An hour after starting the upgrade (i.e showing the zenity widget) .... nothing changes.
Looking at the current tasks (through 'top') I can see 'zenity' but no activity like 'cp' or anything related to disk activity. It just hangs there.
The same happened a week ago on that machine, it's not a coincidence I fear. :frowning_face:

On a sidenote:
This machine has audio built into the MoBo, which is broken. This gives a warning pop-up that does not go away (you can see it in the background). After closing it 16x I gave up and later found out that only by clicking 'OK' actually killed it. :stuck_out_tongue:

On another sidenote: "$USER/.local/share/bin/" isn't kept intact by the upgrader. Python pip (and personal apps get put there) so but it might be nice to keep that alongside the other kept directories.

ADDENDUM:

I found out that closing the "info" widget makes the installer continue. Gaaaahh !! :nauseated_face:

And once finished and rebooted twice, after closing the audio warning, there's 3 authenticate widgets I have to do (:question: ) then an error is reported and a 4th authenticate widget

.....and then the audio warning requires being killed 6x again.
This happens on every log-in unless I comment out "audio-fixes" in .e16/startup-applications.list :frowning:

The EFI from the usb should not be shown on this case, I think this has been improved in the last months in the code to not show these cases, so tell me if you see it again

Which one exactly ? the one about the audio not found ? :thinking:

It should... I need to betatest with that. BTW is .local/bin and not .local/share/bin (you may want to verify that)

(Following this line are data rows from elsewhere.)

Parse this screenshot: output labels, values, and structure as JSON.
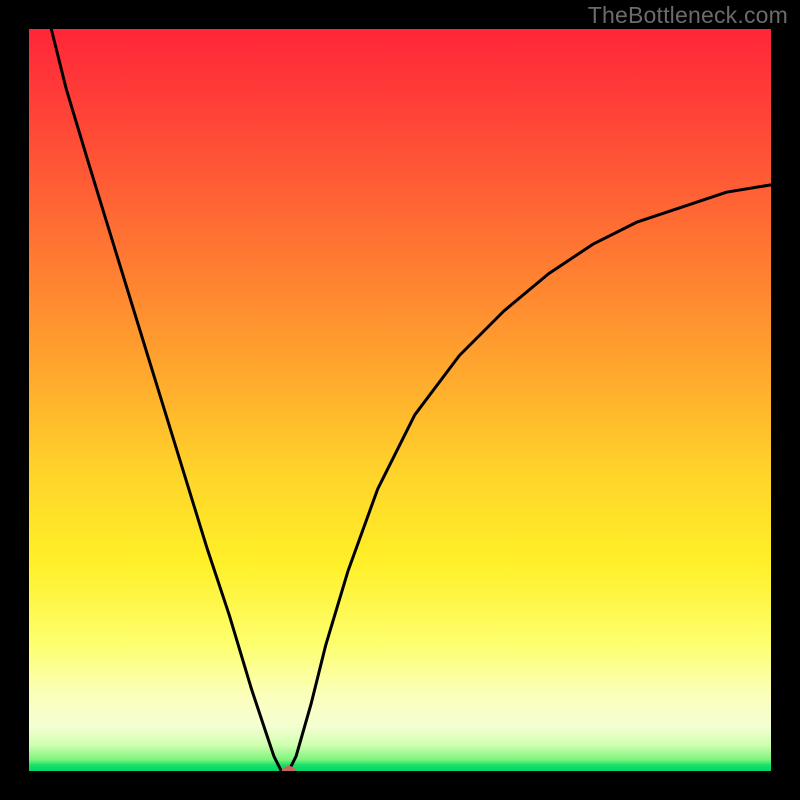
{
  "watermark": "TheBottleneck.com",
  "chart_data": {
    "type": "line",
    "title": "",
    "xlabel": "",
    "ylabel": "",
    "xlim": [
      0,
      100
    ],
    "ylim": [
      0,
      100
    ],
    "series": [
      {
        "name": "bottleneck-curve",
        "x": [
          3,
          5,
          8,
          12,
          16,
          20,
          24,
          27,
          30,
          32,
          33,
          34,
          35,
          36,
          38,
          40,
          43,
          47,
          52,
          58,
          64,
          70,
          76,
          82,
          88,
          94,
          100
        ],
        "values": [
          100,
          92,
          82,
          69,
          56,
          43,
          30,
          21,
          11,
          5,
          2,
          0,
          0,
          2,
          9,
          17,
          27,
          38,
          48,
          56,
          62,
          67,
          71,
          74,
          76,
          78,
          79
        ]
      }
    ],
    "marker": {
      "x": 35,
      "y": 0,
      "color": "#c46a5d",
      "rx": 7,
      "ry": 5
    },
    "background_gradient": {
      "top": "#ff2637",
      "mid": "#ffd42a",
      "bottom": "#00d66a"
    }
  }
}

BTW I want to integrate better python "by default" in elive, but there's many ways to use python... "venv, pip, pipx, etc...", since im not much familiar nor I use python, which one/ones I should include by default? I have recently used "pipx" to install a software and seems to be well managed, but installing "pipx" by default in Elive is 5 mb more :thinking:

Mmmh... I just "disabled audio" in my vbox machine, restarted a new desktop, and this message only appears once per desktop login (due to the elive-audio-fixes autostart app), not 6x times and not any "privileges" window :thinking: if still happening on you we must check what is causing that (ps aux, pstree, etc?)

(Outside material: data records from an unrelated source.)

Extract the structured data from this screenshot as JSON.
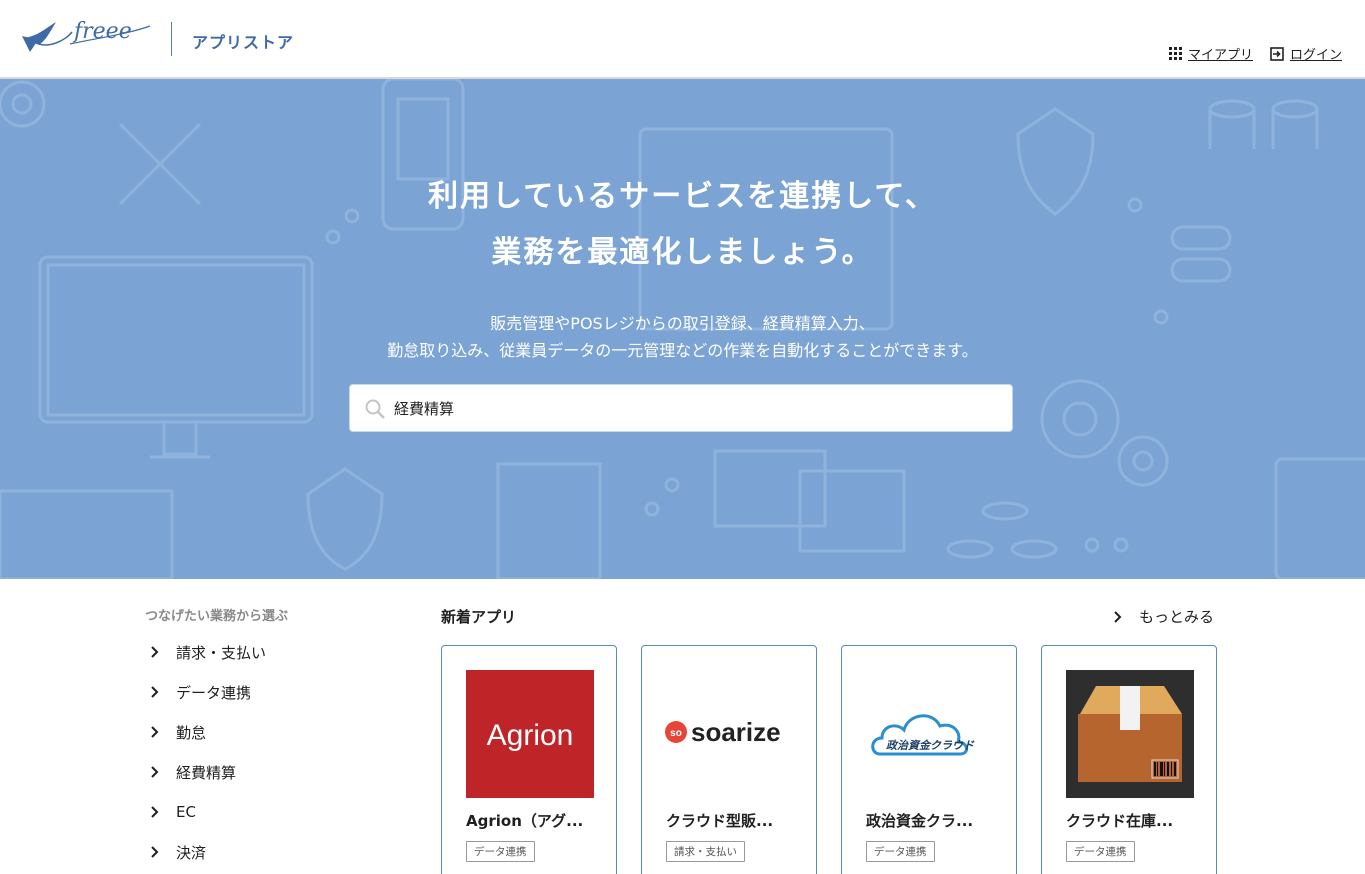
{
  "header": {
    "store_label": "アプリストア",
    "my_apps_label": "マイアプリ",
    "login_label": "ログイン"
  },
  "hero": {
    "title_line1": "利用しているサービスを連携して、",
    "title_line2": "業務を最適化しましょう。",
    "desc_line1": "販売管理やPOSレジからの取引登録、経費精算入力、",
    "desc_line2": "勤怠取り込み、従業員データの一元管理などの作業を自動化することができます。",
    "search_value": "経費精算",
    "background_color": "#7ba4d4"
  },
  "sidebar": {
    "heading": "つなげたい業務から選ぶ",
    "items": [
      {
        "label": "請求・支払い"
      },
      {
        "label": "データ連携"
      },
      {
        "label": "勤怠"
      },
      {
        "label": "経費精算"
      },
      {
        "label": "EC"
      },
      {
        "label": "決済"
      }
    ]
  },
  "new_apps": {
    "title": "新着アプリ",
    "more_label": "もっとみる",
    "cards": [
      {
        "name": "Agrion（アグ...",
        "tag": "データ連携",
        "logo_text": "Agrion",
        "logo_icon": "agrion-logo",
        "logo_bg": "#be2428"
      },
      {
        "name": "クラウド型販...",
        "tag": "請求・支払い",
        "logo_text": "soarize",
        "logo_icon": "soarize-logo"
      },
      {
        "name": "政治資金クラ...",
        "tag": "データ連携",
        "logo_text": "政治資金クラウド",
        "logo_icon": "cloud-logo"
      },
      {
        "name": "クラウド在庫...",
        "tag": "データ連携",
        "logo_icon": "box-logo",
        "logo_bg": "#2e2e2e"
      }
    ]
  },
  "colors": {
    "brand": "#3f6aa6",
    "card_border": "#5b88c4"
  }
}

Note: 3.8.46 going to be released soon

Depends on the distro. Both places are allowed/used.

.local/bin is autodetected and added to the path, but not .local/share/bin (not standard)

If I run 3.8.40 in live mode I have no /bin directory in either .local/ or .local/share/ .
That makes me unsure why it got installed there. :thinking:

Maybe if there is an existing (empty) '.local/bin' all apps will go there automatically.
At the least it will show the preferred path for those having their own scripts. :innocent:

'pipx' is not really necessary unless you want to install some very specific python scripts with very specific python dependencies ..... not really 'normal-user' stuff, and there are certain vulnerability risks.
I use it if I want to have a python script that runs on Apple and Windows too. Quite often there are version compatibility issues between python packages on the platforms. Using 'pip' on each platform solves that.

Most needed python dependencies and often used python applications are usually catered for through the debian repositories.

mmh not sure to understand but basically, if you don't have .local/bin things there, it will not be included in your PATH variable, if you have something, a new shell will have it added into your PATH variable (dynamic). On the other hand .local/share/bin should be not a correct directory, i don't think its a correct standard, bin goes before share, so im curious about "which" (bad) applications installs on that directory, of in the case of distros, bad distros :slight_smile:

About pipx, I used it to install locally (user mode) a python software that i had difficult using "pip" alone, pipx did the job in a very automated way

Yes, from what I gather /share is for exactly that: sharing common stuff like icons, etc. So let's stick to .local/bin

That's weird, considering 'pipx' just runs pip with a gui.
Anyway ..... when considering using 'pip(x)' to install something, first also do an 'apse' to see if it's already on offer through the repositories. Quite often, they are there already and if they aren't: They're either very, very new/recent or not good/safe enough.